Construction of a deep learning model and identification of BSG, PPARD, and SLC16A8 expression as potential indicators in the context of strategies for precision therapy to acute myeloid leukemia.

[OBJECTIVE] Acute myeloid leukemia (AML) exhibits significant heterogeneity and aggressiveness. This study aimed to investigate T cell heterogeneity in the AML tumor microenvironment using single-cell RNA sequencing (scRNA-seq) and identify potential biomarkers for prognosis and precision therapy.

[METHODS] scRNA-seq data from AML patient samples were analyzed to identify T cell subsets. A prognostic risk model was constructed using random forest and LASSO regression analyses based on key genes derived from a specific T cell cluster (Cluster 4). The model's predictive performance was validated using external datasets.

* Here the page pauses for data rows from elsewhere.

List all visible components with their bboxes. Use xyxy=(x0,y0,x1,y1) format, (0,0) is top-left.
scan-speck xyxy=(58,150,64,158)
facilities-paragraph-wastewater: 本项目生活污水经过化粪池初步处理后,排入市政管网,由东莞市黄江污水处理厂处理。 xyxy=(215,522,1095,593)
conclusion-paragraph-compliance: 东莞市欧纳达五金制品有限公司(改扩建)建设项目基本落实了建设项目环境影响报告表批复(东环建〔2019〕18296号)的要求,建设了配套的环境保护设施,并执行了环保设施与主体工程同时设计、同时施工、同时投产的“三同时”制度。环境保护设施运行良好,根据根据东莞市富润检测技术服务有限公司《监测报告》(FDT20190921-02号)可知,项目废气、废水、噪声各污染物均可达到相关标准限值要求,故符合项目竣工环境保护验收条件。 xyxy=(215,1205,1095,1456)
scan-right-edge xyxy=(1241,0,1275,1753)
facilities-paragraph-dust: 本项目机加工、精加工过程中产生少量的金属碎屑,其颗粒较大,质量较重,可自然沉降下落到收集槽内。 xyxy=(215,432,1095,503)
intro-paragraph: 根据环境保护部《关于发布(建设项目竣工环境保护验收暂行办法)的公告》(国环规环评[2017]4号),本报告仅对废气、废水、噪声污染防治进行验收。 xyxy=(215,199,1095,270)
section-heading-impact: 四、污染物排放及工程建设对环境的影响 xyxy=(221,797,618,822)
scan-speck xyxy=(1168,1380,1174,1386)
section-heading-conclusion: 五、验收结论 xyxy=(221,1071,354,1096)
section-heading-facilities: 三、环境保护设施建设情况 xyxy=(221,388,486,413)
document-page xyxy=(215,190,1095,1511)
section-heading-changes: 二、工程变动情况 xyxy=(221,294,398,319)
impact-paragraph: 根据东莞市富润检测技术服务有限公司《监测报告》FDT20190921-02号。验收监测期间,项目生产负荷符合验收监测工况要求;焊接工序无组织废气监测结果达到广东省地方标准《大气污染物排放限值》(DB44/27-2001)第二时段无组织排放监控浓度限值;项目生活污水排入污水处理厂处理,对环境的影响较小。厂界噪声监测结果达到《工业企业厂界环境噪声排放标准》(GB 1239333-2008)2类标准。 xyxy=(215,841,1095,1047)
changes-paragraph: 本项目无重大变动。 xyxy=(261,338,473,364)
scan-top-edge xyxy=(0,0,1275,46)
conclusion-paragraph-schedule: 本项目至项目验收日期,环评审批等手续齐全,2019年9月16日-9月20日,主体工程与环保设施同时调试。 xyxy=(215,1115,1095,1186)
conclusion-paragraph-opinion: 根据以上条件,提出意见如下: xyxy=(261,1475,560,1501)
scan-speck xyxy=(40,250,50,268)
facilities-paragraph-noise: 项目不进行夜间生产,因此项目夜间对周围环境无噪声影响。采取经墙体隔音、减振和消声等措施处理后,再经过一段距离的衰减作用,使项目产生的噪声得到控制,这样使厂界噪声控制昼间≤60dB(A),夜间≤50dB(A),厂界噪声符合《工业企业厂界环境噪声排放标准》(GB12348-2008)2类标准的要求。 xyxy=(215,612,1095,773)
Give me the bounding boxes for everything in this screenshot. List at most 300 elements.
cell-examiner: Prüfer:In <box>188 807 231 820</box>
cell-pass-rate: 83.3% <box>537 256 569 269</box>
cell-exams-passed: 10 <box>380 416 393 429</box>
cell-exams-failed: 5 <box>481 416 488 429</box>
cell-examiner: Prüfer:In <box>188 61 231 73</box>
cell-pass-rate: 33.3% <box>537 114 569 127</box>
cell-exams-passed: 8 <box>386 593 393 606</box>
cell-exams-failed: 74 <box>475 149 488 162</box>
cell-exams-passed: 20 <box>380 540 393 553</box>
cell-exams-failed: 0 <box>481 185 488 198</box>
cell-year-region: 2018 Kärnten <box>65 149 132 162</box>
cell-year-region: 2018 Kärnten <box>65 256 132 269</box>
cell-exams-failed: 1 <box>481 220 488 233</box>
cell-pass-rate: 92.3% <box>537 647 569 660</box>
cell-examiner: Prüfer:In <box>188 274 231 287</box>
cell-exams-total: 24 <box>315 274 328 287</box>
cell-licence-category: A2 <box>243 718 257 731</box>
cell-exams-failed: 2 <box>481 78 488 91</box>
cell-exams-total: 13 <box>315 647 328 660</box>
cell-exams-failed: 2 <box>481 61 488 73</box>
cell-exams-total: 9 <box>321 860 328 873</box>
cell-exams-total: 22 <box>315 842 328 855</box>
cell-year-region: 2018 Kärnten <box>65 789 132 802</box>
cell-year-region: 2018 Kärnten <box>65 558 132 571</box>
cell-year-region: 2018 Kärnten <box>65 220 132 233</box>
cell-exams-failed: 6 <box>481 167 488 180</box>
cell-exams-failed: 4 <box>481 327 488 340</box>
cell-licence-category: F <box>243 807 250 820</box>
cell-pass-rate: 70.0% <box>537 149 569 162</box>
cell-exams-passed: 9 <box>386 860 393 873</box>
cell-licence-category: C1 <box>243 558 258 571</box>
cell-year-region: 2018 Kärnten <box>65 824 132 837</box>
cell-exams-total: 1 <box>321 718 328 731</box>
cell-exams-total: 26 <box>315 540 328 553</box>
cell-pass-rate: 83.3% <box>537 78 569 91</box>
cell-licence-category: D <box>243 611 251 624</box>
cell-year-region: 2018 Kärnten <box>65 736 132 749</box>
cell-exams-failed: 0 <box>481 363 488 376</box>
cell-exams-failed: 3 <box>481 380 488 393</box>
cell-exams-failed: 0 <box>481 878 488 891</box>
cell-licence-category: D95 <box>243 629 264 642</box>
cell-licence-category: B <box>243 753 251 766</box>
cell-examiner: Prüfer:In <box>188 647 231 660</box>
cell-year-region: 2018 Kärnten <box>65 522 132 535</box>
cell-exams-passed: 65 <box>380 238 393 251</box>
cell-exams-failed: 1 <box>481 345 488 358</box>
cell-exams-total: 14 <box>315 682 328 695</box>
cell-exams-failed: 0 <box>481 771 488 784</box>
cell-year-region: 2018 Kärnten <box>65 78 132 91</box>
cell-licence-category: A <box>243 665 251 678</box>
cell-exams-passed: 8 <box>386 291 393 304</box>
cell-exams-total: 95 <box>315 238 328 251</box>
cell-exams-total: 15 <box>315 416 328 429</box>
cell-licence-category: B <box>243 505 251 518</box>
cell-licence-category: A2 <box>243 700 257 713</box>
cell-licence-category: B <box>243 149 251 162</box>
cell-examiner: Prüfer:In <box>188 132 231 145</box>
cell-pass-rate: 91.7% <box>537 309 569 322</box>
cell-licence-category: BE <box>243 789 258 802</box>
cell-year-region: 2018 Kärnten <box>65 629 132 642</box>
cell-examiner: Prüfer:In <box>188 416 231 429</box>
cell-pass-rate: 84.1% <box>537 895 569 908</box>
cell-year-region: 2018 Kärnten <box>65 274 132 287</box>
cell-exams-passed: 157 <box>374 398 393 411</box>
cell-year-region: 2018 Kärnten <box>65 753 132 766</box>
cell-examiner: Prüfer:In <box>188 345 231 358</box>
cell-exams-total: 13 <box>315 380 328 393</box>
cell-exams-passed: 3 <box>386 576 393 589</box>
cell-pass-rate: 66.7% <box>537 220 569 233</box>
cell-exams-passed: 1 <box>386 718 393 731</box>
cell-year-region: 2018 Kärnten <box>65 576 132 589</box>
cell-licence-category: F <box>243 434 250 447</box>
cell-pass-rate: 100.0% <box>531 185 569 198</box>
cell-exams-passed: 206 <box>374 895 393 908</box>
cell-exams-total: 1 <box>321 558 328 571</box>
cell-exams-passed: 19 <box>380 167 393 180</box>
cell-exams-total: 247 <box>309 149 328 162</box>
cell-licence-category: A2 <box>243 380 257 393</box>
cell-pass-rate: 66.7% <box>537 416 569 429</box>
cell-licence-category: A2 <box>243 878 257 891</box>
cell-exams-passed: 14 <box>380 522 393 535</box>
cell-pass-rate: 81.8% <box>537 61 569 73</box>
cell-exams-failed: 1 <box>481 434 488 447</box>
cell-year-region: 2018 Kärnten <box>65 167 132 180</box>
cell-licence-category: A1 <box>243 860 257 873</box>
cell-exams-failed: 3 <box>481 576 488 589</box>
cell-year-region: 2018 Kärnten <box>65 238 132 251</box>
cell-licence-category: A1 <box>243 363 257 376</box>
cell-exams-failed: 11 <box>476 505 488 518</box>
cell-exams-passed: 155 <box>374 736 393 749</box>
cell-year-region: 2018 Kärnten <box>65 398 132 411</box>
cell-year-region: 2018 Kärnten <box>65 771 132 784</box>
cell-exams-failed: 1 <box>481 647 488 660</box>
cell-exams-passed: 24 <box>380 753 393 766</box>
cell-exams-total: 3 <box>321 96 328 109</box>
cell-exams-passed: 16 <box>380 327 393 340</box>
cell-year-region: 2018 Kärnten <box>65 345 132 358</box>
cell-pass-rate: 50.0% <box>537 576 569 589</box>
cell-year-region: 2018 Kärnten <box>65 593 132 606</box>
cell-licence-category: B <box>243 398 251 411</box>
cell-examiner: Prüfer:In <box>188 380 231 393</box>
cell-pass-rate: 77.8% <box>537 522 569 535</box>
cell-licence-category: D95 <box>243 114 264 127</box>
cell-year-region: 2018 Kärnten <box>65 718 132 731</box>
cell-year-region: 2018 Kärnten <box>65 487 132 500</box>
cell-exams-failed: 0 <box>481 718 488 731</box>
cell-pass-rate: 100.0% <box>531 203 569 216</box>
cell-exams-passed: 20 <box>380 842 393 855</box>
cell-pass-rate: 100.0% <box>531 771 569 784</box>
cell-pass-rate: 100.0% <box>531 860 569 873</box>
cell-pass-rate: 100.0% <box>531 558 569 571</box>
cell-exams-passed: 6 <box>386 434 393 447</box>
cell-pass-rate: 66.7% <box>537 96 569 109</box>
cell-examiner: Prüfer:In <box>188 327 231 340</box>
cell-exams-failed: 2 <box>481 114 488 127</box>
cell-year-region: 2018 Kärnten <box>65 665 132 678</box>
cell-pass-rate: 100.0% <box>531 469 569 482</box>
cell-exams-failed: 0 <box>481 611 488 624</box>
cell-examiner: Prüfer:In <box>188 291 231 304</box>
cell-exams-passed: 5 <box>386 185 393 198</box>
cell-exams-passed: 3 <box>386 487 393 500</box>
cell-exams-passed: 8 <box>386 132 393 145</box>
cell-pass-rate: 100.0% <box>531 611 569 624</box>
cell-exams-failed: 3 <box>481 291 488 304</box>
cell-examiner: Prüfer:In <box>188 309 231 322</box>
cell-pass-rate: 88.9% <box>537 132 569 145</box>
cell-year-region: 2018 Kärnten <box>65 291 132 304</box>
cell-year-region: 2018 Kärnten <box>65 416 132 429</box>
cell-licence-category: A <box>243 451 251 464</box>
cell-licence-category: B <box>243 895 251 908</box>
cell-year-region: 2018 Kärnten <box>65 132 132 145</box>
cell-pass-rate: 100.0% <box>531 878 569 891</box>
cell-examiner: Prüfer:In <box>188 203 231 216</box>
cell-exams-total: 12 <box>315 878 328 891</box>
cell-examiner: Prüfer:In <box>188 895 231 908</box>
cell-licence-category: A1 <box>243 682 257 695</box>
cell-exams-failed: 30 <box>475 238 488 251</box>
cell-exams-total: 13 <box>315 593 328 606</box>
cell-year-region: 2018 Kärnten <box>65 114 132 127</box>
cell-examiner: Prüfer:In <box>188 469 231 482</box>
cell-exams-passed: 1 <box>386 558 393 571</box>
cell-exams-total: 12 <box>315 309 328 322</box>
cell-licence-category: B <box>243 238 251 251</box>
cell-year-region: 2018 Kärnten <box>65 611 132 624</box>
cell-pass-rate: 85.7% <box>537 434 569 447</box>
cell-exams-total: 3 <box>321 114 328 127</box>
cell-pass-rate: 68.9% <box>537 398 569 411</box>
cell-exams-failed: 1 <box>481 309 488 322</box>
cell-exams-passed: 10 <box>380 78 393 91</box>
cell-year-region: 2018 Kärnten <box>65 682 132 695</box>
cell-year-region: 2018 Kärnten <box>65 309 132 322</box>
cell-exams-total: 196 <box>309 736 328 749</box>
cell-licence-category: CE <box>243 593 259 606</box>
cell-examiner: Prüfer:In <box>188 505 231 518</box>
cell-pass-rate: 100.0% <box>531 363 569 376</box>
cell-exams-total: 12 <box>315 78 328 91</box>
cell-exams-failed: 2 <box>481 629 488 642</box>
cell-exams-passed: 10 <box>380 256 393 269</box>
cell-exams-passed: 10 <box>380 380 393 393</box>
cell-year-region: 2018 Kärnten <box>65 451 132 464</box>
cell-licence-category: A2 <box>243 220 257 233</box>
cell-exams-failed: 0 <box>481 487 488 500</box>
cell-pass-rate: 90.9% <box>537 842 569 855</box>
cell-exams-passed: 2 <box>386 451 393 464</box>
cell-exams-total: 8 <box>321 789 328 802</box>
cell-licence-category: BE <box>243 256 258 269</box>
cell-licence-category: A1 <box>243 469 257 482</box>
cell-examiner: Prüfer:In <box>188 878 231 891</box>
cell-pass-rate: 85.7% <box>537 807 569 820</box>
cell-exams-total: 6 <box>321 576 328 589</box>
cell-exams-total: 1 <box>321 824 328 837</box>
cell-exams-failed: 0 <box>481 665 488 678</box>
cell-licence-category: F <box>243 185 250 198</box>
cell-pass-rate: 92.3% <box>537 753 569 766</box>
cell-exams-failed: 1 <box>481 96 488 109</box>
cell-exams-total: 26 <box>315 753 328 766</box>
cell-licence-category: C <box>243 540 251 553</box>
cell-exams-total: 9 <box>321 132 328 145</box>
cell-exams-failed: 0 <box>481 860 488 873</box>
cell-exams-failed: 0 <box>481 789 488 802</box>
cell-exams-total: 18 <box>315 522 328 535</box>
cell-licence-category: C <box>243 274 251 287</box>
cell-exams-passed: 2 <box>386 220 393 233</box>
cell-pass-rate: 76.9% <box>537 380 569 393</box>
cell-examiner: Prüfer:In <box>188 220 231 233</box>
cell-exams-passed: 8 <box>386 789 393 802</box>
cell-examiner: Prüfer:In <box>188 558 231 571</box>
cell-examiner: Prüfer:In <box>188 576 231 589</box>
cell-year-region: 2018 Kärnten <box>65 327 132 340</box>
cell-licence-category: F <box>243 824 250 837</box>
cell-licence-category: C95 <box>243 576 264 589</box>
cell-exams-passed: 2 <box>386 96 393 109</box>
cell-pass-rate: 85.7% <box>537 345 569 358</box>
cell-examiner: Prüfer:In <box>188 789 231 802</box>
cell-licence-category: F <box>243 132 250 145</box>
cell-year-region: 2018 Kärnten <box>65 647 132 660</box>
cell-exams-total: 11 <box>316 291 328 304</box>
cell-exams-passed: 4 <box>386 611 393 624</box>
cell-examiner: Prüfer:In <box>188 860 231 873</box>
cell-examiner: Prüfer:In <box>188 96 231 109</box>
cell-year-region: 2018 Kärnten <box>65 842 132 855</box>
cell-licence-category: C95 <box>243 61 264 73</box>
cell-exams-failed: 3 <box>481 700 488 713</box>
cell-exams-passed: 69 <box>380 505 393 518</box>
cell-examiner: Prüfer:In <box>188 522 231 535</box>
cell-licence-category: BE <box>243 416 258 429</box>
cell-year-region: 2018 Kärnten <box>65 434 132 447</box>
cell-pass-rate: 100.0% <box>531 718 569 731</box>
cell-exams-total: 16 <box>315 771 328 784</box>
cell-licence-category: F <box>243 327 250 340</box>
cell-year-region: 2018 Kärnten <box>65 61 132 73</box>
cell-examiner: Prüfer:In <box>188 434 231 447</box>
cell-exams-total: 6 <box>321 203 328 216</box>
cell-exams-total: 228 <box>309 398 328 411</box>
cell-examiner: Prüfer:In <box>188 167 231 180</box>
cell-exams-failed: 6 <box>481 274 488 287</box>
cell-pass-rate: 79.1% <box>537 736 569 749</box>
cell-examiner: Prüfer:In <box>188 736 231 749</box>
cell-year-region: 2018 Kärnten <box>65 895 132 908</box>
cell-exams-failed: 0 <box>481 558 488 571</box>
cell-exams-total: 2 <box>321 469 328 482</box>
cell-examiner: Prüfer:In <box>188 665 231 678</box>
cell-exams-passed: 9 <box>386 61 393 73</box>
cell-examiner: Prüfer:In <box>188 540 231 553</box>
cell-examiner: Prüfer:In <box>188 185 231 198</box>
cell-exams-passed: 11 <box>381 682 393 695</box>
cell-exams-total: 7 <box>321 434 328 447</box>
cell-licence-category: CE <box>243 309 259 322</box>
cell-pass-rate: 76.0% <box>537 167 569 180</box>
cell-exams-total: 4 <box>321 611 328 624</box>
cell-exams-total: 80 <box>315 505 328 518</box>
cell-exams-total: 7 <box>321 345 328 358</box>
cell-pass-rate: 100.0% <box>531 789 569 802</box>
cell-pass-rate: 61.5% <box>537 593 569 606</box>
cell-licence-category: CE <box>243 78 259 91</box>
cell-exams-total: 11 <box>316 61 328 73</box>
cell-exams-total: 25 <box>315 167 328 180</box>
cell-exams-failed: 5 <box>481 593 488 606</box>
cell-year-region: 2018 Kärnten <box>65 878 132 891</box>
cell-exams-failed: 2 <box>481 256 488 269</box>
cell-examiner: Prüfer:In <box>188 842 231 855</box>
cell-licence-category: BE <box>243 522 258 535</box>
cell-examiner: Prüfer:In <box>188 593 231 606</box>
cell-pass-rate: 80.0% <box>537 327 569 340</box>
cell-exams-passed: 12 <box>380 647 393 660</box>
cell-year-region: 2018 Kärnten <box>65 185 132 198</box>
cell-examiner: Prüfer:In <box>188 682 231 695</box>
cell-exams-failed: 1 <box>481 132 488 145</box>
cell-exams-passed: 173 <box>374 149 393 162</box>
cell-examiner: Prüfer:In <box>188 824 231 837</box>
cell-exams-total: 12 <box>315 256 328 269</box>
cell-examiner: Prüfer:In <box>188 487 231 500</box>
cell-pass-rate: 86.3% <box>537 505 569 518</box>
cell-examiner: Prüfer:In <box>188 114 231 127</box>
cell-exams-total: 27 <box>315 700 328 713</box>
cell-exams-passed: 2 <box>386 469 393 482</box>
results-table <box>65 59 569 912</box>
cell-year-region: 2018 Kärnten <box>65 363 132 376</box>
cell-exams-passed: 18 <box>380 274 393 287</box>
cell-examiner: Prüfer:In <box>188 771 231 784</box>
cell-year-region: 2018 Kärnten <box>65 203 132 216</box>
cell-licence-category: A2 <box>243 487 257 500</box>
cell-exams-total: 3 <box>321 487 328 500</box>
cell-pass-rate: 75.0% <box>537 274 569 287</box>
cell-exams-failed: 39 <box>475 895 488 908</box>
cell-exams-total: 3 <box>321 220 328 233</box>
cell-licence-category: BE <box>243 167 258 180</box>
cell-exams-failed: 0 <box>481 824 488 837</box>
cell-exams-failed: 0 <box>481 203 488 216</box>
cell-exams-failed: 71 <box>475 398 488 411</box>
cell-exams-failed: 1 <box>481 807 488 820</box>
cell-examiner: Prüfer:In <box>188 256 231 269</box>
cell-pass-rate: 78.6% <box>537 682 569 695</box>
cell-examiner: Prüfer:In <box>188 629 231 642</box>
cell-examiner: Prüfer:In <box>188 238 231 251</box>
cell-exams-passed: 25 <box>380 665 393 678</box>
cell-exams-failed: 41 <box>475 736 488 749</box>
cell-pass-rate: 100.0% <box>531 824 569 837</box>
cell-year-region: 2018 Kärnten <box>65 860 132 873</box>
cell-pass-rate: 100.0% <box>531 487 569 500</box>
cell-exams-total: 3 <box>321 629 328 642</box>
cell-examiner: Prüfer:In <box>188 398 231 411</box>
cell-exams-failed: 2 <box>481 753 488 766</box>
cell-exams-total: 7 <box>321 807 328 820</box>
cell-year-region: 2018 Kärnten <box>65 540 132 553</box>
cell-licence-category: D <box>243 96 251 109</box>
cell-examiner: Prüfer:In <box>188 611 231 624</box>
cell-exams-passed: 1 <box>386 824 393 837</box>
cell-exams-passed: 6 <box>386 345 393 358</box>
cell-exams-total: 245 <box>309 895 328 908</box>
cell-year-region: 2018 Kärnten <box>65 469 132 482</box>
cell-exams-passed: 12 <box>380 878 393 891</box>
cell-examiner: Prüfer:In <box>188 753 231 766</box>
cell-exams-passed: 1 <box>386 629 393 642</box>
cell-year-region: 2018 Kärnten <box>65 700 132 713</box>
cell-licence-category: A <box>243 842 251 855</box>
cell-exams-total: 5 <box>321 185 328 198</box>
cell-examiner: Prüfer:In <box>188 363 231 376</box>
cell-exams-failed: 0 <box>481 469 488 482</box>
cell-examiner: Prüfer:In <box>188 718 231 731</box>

[RESULTS] Analysis revealed significant functional heterogeneity among T cell subsets. Cluster 4 T cells showed distinct gene set activities related to immune regulation. Three genes - BSG, PPARD, and SLC16A8 - were identified as independent prognostic factors. The risk model effectively stratified patients into high-risk and low-risk groups, with the high-risk group demonstrating significantly poorer survival outcomes. The model showed robust predictive accuracy, with areas under the ROC curve of 0.78, 0.86, and 0.86 for 1-, 3-, and 5-year survival, respectively.

[CONCLUSION] This study highlights the functional diversity of T cells in AML and identifies BSG, PPARD, and SLC16A8 as promising biomarkers for prognostic stratification. The developed risk model provides a valuable tool for guiding personalized treatment strategies in AML.